Just as the Sirens’ writing team researched asexuality before they incorporated it into the show, the Faking It folks sought help from GLAAD, which put them in touch with Advocates for Informed Choice, an intersex advocacy group, which worked with them to craft storylines. “They gave us an education about what intersex conditions mean. We talked about what issues they bring up,” Covington said. To a certain extent that advice shaped events in the show.

When I told Covington I’d been frustrated by how little Lauren’s intersex condition had been incorporated into the plot once it became known to the high-school student body, he explained, “We wanted to honor what we heard loud and clear from people who are intersex: that when they reveal this about themselves, it immediately becomes a sort of science class. They feel like everyone wants to know the details of how it works and people forget that they are human. We really wanted to focus Lauren’s journey not on a medical story or on any sort of curiosity about what does that mean about her body but how she has the same insecurities we all have: Do people really like me for me, and if people knew the real me, would they really like me?”

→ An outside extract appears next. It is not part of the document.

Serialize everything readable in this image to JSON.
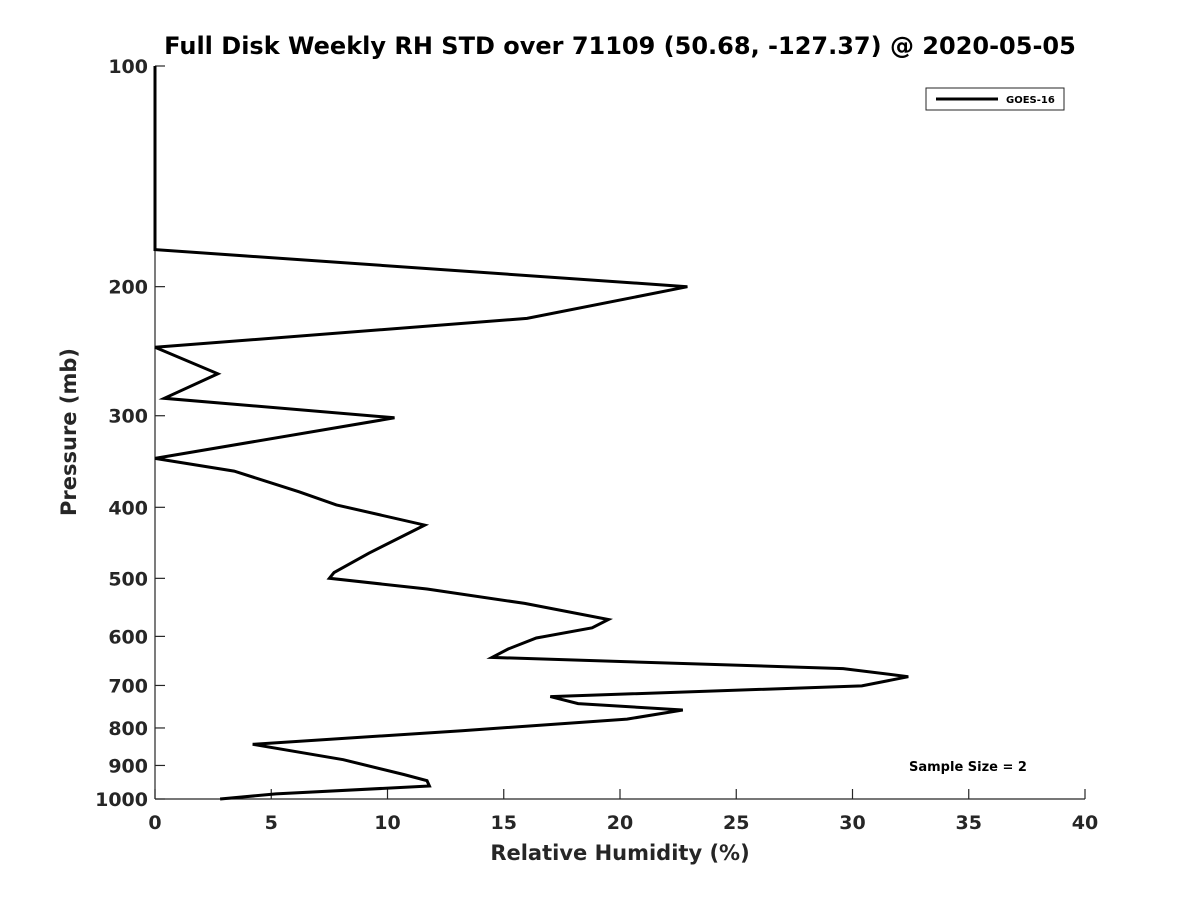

Feedback from intersex and asexual viewers cemented the creators’ commitment to present an accurate depiction of those communities. Covington said he was “really blown away” by the response to Lauren’s arc. Fisher told me, “A lot of asexuals wrote about the show and how much it meant to them to have asexuality represented on mainstream television. Look, I’m straight, white, and male, I’m the most overrepresented person on television. It meant a lot to me that it meant something to them.”